Advising and Support - The GSA advises graduate students experiencing challenges and can help with navigating university policies & filing a grievance, appeal, or petition.

Mental Health covered by the Health Plan - The GSA Health Plan now has an 80 per cent coverage rate (up to $800/year) for Mental Health Practitioners. Your plan includes coverage for psychologists, registered social workers, psychotherapists, and clinical counselors.

Dental Care - The GSA Dental Plan covers 60 to 70 per cent of your dental costs and by visiting dental professionals who are members of the Studentcare Networks, you can receive an additional 20 to 30 per cent coverage.

Student Legal Protection Program - Your GSA fees give you access to unlimited legal advice, accessible via a toll-free helpline: +1-833-202-4571. This advice covers topics including housing disputes, employment disputes, and disputes with an academic institution.

The Graduate House: Open Monday to Tuesday 11:30 a.m. to 7:00 p.m. and Wednesday to Friday 11:30 a.m. to 9:00 p.m. We’re open to all students, faculty, staff, and community members. The Graduate House is a community space run by the GSA-UW. We’re adding new items to the menu. Graduate students who paid their fees can get discounts and free coffee.

When and Where (but mostly when)

Warriors vs. Laurier Blood Donation Battle. Join our “Waterloo Warriors” team on the Blood.ca website or app. #ItsInYouToGive

Warriors Youth Summer Day Camps, July 4 to September 2. Open to boys and girls age 5-18. Baseball, Basketball, Football, Hockey, Multi-Sport and Games & Volleyball. Register today.

FLIGHT Virtual Summer Camp, Tuesday, August 2 to August 13. FLIGHT virtual summer camp provides a strong introduction to tech entrepreneurship to girls aged 13-18 who self-identify as Black or another underrepresented minority.

2022 Global Summit: Nanotechnology for a Healthier and Sustainable Future, Wednesday, August 10 and Thursday, August 11.

PhD oral defences

Psychology. Yeung Ryan, “The Persistence of Involuntary Memory: Analyzing Phenomenology, Links to Mental Health, and Content.” Supervisor, Myra Fernandes. Available upon request from the Faculty of Arts, Graduate Studies and Research Officer. Oral defence Wednesday, August 10, 10:00 a.m., PAS 2464.

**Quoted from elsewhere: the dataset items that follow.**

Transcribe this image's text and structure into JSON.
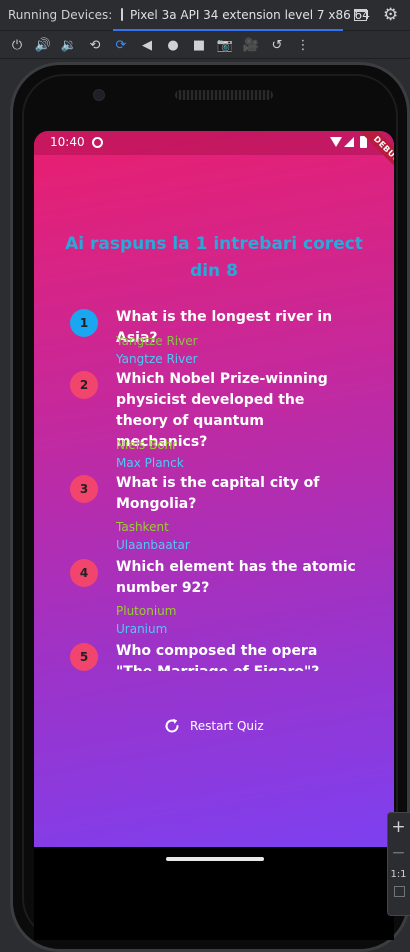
{
  "ide": {
    "running_devices_label": "Running Devices:",
    "device_tab_label": "Pixel 3a API 34 extension level 7 x86 64",
    "toolbar_icons": [
      "power-icon",
      "volume-up-icon",
      "volume-down-icon",
      "rotate-left-icon",
      "rotate-right-icon",
      "back-icon",
      "home-icon",
      "overview-icon",
      "camera-icon",
      "record-icon",
      "restore-icon",
      "more-icon"
    ],
    "zoom_in": "+",
    "zoom_out": "−",
    "zoom_actual": "1:1"
  },
  "phone": {
    "status_time": "10:40",
    "debug_banner": "DEBUG"
  },
  "quiz": {
    "result_title": "Ai raspuns la 1 intrebari corect din 8",
    "restart_label": "Restart Quiz",
    "colors": {
      "correct_badge": "#1aa6f0",
      "wrong_badge": "#f2456d",
      "user_answer_correct": "#8bc34a",
      "user_answer_wrong": "#9acd32",
      "correct_answer": "#4fc8f7",
      "title": "#27a9d9"
    },
    "summary": [
      {
        "number": "1",
        "question": "What is the longest river in Asia?",
        "user_answer": "Yangtze River",
        "correct_answer": "Yangtze River",
        "is_correct": true
      },
      {
        "number": "2",
        "question": "Which Nobel Prize-winning physicist developed the theory of quantum mechanics?",
        "user_answer": "Niels Bohr",
        "correct_answer": "Max Planck",
        "is_correct": false
      },
      {
        "number": "3",
        "question": "What is the capital city of Mongolia?",
        "user_answer": "Tashkent",
        "correct_answer": "Ulaanbaatar",
        "is_correct": false
      },
      {
        "number": "4",
        "question": "Which element has the atomic number 92?",
        "user_answer": "Plutonium",
        "correct_answer": "Uranium",
        "is_correct": false
      },
      {
        "number": "5",
        "question": "Who composed the opera \"The Marriage of Figaro\"?",
        "user_answer": "",
        "correct_answer": "",
        "is_correct": false
      }
    ]
  }
}
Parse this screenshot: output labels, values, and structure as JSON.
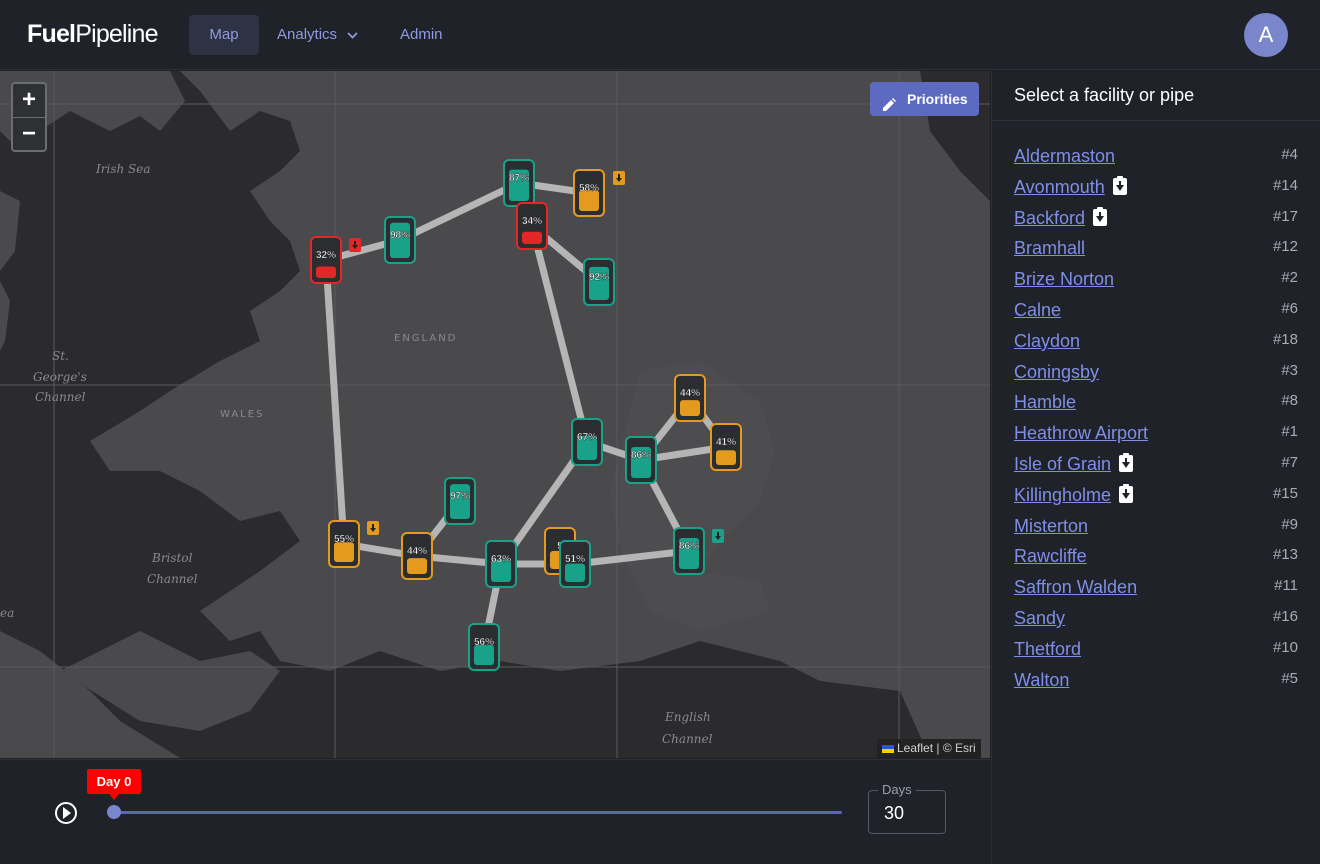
{
  "brand": {
    "bold": "Fuel",
    "light": "Pipeline"
  },
  "nav": {
    "map": "Map",
    "analytics": "Analytics",
    "admin": "Admin"
  },
  "user": {
    "avatar_initial": "A"
  },
  "map": {
    "zoom_in": "+",
    "zoom_out": "−",
    "priorities_label": "Priorities",
    "labels": {
      "irish_sea": "Irish Sea",
      "england": "ENGLAND",
      "wales": "WALES",
      "st_georges_1": "St.",
      "st_georges_2": "George's",
      "st_georges_3": "Channel",
      "bristol_1": "Bristol",
      "bristol_2": "Channel",
      "english_1": "English",
      "english_2": "Channel",
      "sea_edge": "ea",
      "england_2": "EN     ND"
    },
    "attribution": {
      "leaflet": "Leaflet",
      "sep": " | © ",
      "esri": "Esri"
    },
    "tanks": [
      {
        "label": "87%",
        "level": 0.87,
        "status": "good",
        "color": "#1aa18a"
      },
      {
        "label": "58%",
        "level": 0.58,
        "status": "warn",
        "color": "#e39a1e"
      },
      {
        "label": "34%",
        "level": 0.34,
        "status": "bad",
        "color": "#e32626"
      },
      {
        "label": "98%",
        "level": 0.98,
        "status": "good",
        "color": "#1aa18a"
      },
      {
        "label": "32%",
        "level": 0.32,
        "status": "bad",
        "color": "#e32626"
      },
      {
        "label": "92%",
        "level": 0.92,
        "status": "good",
        "color": "#1aa18a"
      },
      {
        "label": "44%",
        "level": 0.44,
        "status": "warn",
        "color": "#e39a1e"
      },
      {
        "label": "41%",
        "level": 0.41,
        "status": "warn",
        "color": "#e39a1e"
      },
      {
        "label": "67%",
        "level": 0.67,
        "status": "good",
        "color": "#1aa18a"
      },
      {
        "label": "86%",
        "level": 0.86,
        "status": "good",
        "color": "#1aa18a"
      },
      {
        "label": "97%",
        "level": 0.97,
        "status": "good",
        "color": "#1aa18a"
      },
      {
        "label": "55%",
        "level": 0.55,
        "status": "warn",
        "color": "#e39a1e"
      },
      {
        "label": "44%",
        "level": 0.44,
        "status": "warn",
        "color": "#e39a1e"
      },
      {
        "label": "63%",
        "level": 0.63,
        "status": "good",
        "color": "#1aa18a"
      },
      {
        "label": "5",
        "level": 0.5,
        "status": "warn",
        "color": "#e39a1e"
      },
      {
        "label": "51%",
        "level": 0.51,
        "status": "good",
        "color": "#1aa18a"
      },
      {
        "label": "86%",
        "level": 0.86,
        "status": "good",
        "color": "#1aa18a"
      },
      {
        "label": "56%",
        "level": 0.56,
        "status": "good",
        "color": "#1aa18a"
      }
    ]
  },
  "timeline": {
    "day_badge": "Day 0",
    "days_label": "Days",
    "days_value": "30",
    "position": 0
  },
  "sidebar": {
    "title": "Select a facility or pipe",
    "facilities": [
      {
        "name": "Aldermaston",
        "num": "#4",
        "clip": false
      },
      {
        "name": "Avonmouth",
        "num": "#14",
        "clip": true
      },
      {
        "name": "Backford",
        "num": "#17",
        "clip": true
      },
      {
        "name": "Bramhall",
        "num": "#12",
        "clip": false
      },
      {
        "name": "Brize Norton",
        "num": "#2",
        "clip": false
      },
      {
        "name": "Calne",
        "num": "#6",
        "clip": false
      },
      {
        "name": "Claydon",
        "num": "#18",
        "clip": false
      },
      {
        "name": "Coningsby",
        "num": "#3",
        "clip": false
      },
      {
        "name": "Hamble",
        "num": "#8",
        "clip": false
      },
      {
        "name": "Heathrow Airport",
        "num": "#1",
        "clip": false
      },
      {
        "name": "Isle of Grain",
        "num": "#7",
        "clip": true
      },
      {
        "name": "Killingholme",
        "num": "#15",
        "clip": true
      },
      {
        "name": "Misterton",
        "num": "#9",
        "clip": false
      },
      {
        "name": "Rawcliffe",
        "num": "#13",
        "clip": false
      },
      {
        "name": "Saffron Walden",
        "num": "#11",
        "clip": false
      },
      {
        "name": "Sandy",
        "num": "#16",
        "clip": false
      },
      {
        "name": "Thetford",
        "num": "#10",
        "clip": false
      },
      {
        "name": "Walton",
        "num": "#5",
        "clip": false
      }
    ]
  },
  "colors": {
    "accent": "#7986cb",
    "good": "#1aa18a",
    "warn": "#e39a1e",
    "bad": "#e32626"
  }
}
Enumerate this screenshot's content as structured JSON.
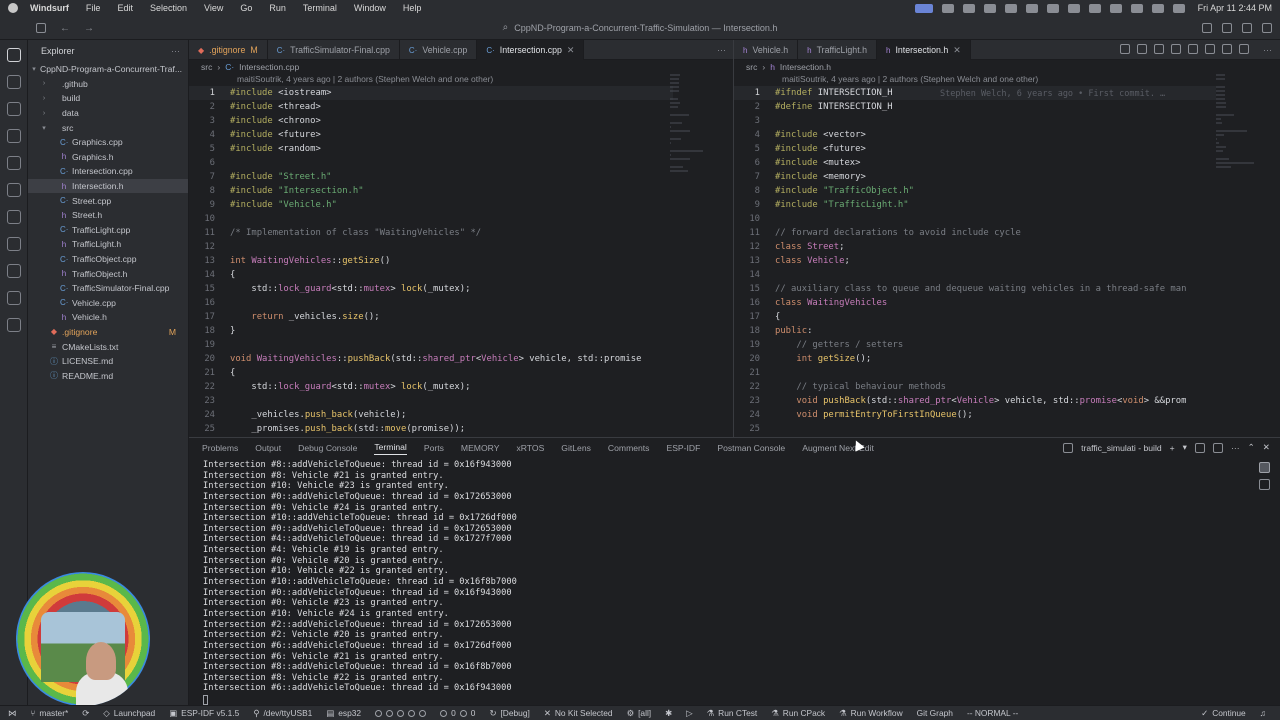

Chemistry. Mexin Cheng, “Dynamical Studies of Two Dimensional Transition Metal Dichalcogenides.” Supervisor, German Sciaini. Please visit the Faculty of Science Thesis Submission Notices website for details on requesting a copy. Oral defence Thursday, August 11, 2:00 p.m.

Chemistry. Elif Pinar Alsac, “Investigation of Coordination Environments in Heterogenous Catalysis.” Supervisor, Rodney Smith. Please visit the Faculty of Science Thesis Submission Notices website for details on requesting a copy. Oral defence Friday, August 12, 9:00 a.m., C2 361 and remote.

Chemistry. Anand Lopez, “Interfacing fluorescent DNA oligonucleotides with graphene oxide and metal oxides: from adsorption to sensing.” Supervisor, Juewen Liu. Please visit the Faculty of Science Thesis Submission Notices website for details on requesting a copy. Oral defence Friday, August 12, 1:30 p.m.